One of the narrowest escapes from death was that of Timothy Moynihan, engineer of engine company No. 2.  The engine responded to the fire at the first alarm, and as the heavy apparatus approached the fire the manholes began to blow up.  The horses had just cleared a manhole in front of 2218 Archer avenue, and the engine was directly over the cap, when the gas in the main exploded.  The engine was raised several inches from the ground, and the flash of fire that followed enveloped Moynihan, while at the same instant he was thrown into the street.

Moynihan, stunned, managed to pick himself up, chase after the engine, and, despite, his burned hands, help to put the engine into service before he was taken away to have his injuries treated.   [Chicago Tribune, February 6, 1902]

An Ashland Avenue streetcar was also traveling in front of the Trostel building when the explosion occurred.  Every window in the car was shattered and the glass cut many of the passengers aboard the car.  Both the conductor and motorman were thrown from the streetcar and injured. Another streetcar with over 75 passengers on board was derailed by the force of the explosion even though it was a half-block away. 

“It was the greatest shock that I ever experienced,” said Conductor Collins of the Ashland Avenue car.  “Everything happened in an instant, and I was unable to tell whether the explosion occurred in the middle of the track directly under the car or whether a building had fallen on top of the car.”  [Chicago Tribune, February 6, 1902]

John MacLeod, who ran the saloon next to the meat market, was behind the bar when the back wall of his building blew in.  “I was thrown over the bar, and a second later the bar was thrown across the room and upset the stove.  The hot coals immediately fired the building.  I recovered for the minute and thought of my little boy, Douglas. The last I had seen of him he was playing near the stove.  I called out and the child answered me.  I ran to the boy, and, catching him in my arms, rushed to the front window.  I shoved the boy through the broken pane and a citizen caught him up.”

The Coroner’s Jury reached a verdict on February 21, concluding that a leak in a pipe leading into the Trotsel building from the People’s Gaslight and Coke company’s main caused the initial explosion.  The pipe, called a Pintsch pipe, compressed gas before it entered a building.  The jury also found an oily substance in the sewers along Archer Avenue and Twenty-Second Streets.  The origin of the substance was not pinpointed, nor was it directly tied to the sequence of events, but the jury strenuously stated, “We demand on behalf of the people of the section in which the explosion occurred that the city sewer department without delay proceed to investigate the sewers and catch basins in that vicinity, especially those on the premises of manufacturing plants, until the source of this oil is traced and discovered.”  [Chicago Tribune, February 22, 1902]

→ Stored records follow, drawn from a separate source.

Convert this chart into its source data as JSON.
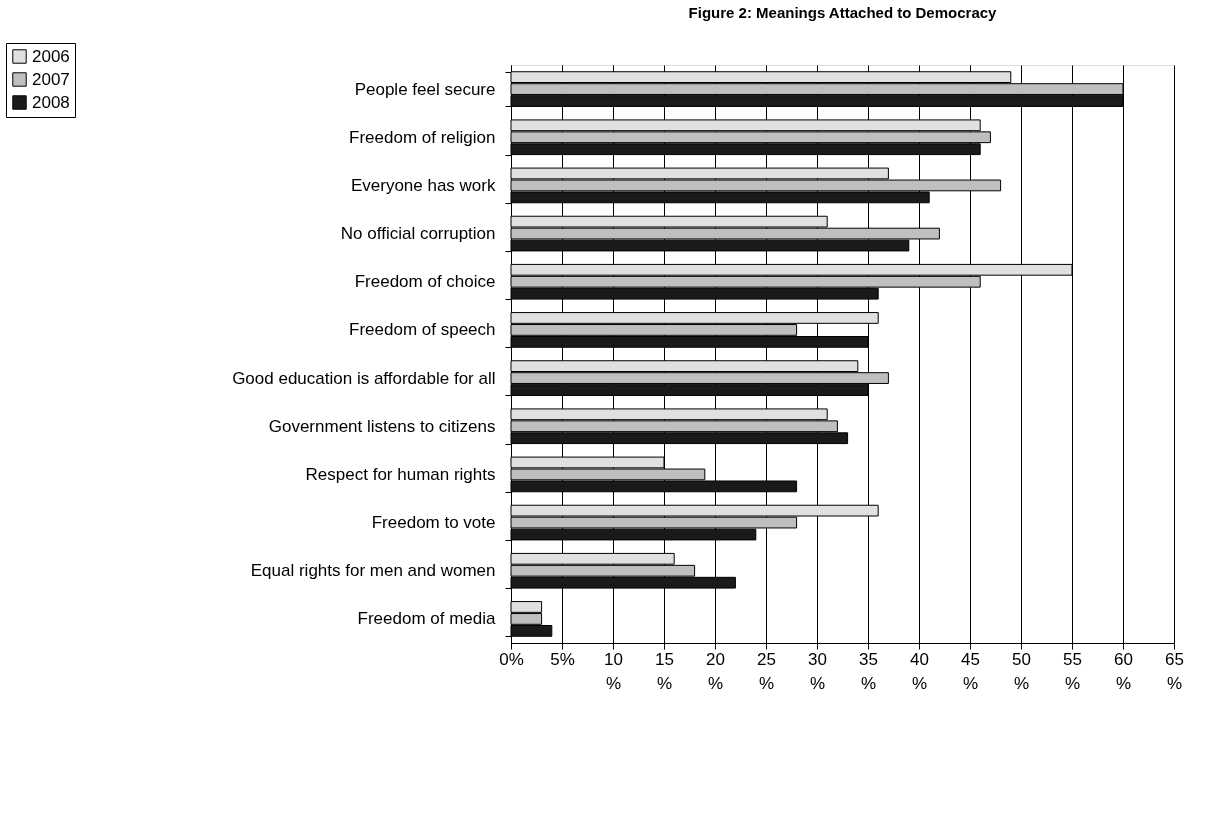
{
  "chart_data": {
    "type": "bar",
    "orientation": "horizontal",
    "title": "Figure 2: Meanings Attached to Democracy",
    "categories": [
      "People feel secure",
      "Freedom of religion",
      "Everyone has work",
      "No official corruption",
      "Freedom of choice",
      "Freedom of speech",
      "Good education is affordable for all",
      "Government listens to citizens",
      "Respect for human rights",
      "Freedom to vote",
      "Equal rights for men and women",
      "Freedom of media"
    ],
    "series": [
      {
        "name": "2006",
        "color": "#e0e0e0",
        "values": [
          49,
          46,
          37,
          31,
          55,
          36,
          34,
          31,
          15,
          36,
          16,
          3
        ]
      },
      {
        "name": "2007",
        "color": "#bfbfbf",
        "values": [
          60,
          47,
          48,
          42,
          46,
          28,
          37,
          32,
          19,
          28,
          18,
          3
        ]
      },
      {
        "name": "2008",
        "color": "#1a1a1a",
        "values": [
          60,
          46,
          41,
          39,
          36,
          35,
          35,
          33,
          28,
          24,
          22,
          4
        ]
      }
    ],
    "xlim": [
      0,
      65
    ],
    "xticks": [
      {
        "value": 0,
        "label": "0%"
      },
      {
        "value": 5,
        "label": "5%"
      },
      {
        "value": 10,
        "label": "10 %"
      },
      {
        "value": 15,
        "label": "15 %"
      },
      {
        "value": 20,
        "label": "20 %"
      },
      {
        "value": 25,
        "label": "25 %"
      },
      {
        "value": 30,
        "label": "30 %"
      },
      {
        "value": 35,
        "label": "35 %"
      },
      {
        "value": 40,
        "label": "40 %"
      },
      {
        "value": 45,
        "label": "45 %"
      },
      {
        "value": 50,
        "label": "50 %"
      },
      {
        "value": 55,
        "label": "55 %"
      },
      {
        "value": 60,
        "label": "60 %"
      },
      {
        "value": 65,
        "label": "65 %"
      }
    ],
    "grid": "x",
    "legend": "top left"
  }
}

The jury also strongly recommended that mechanical ventilators be place in all sewers and conduits, a plan endorsed by the lead attorney for the People’s Gas and Coke company, J. F. Meagher.  “It is one of the safest things in the world . . . I want to say right now that the gas company will be glad to cooperate in placing these ventilators.”

In a period of a dozen years between 1890 and 1902 172 Chicagoans had been killed in explosions of various kinds.

Two days after the explosion that claimed the entire Trotsel family The Tribune observed in an editorial on February 7,


. . . the accident illustrates the dangers which constantly lie in wait for the dwellers in large cities and which when least expected are liable to involve serious disaster to property and fatality to life . . . Nor considering the defects of existing political systems is it reasonable to expect perfect inspection.  Careless inspection is quite as frequent as careless construction.  The public, however, has the right to expect that these dangers shall be minimized, and some of them can be entirely removed by frequent and faithful inspection.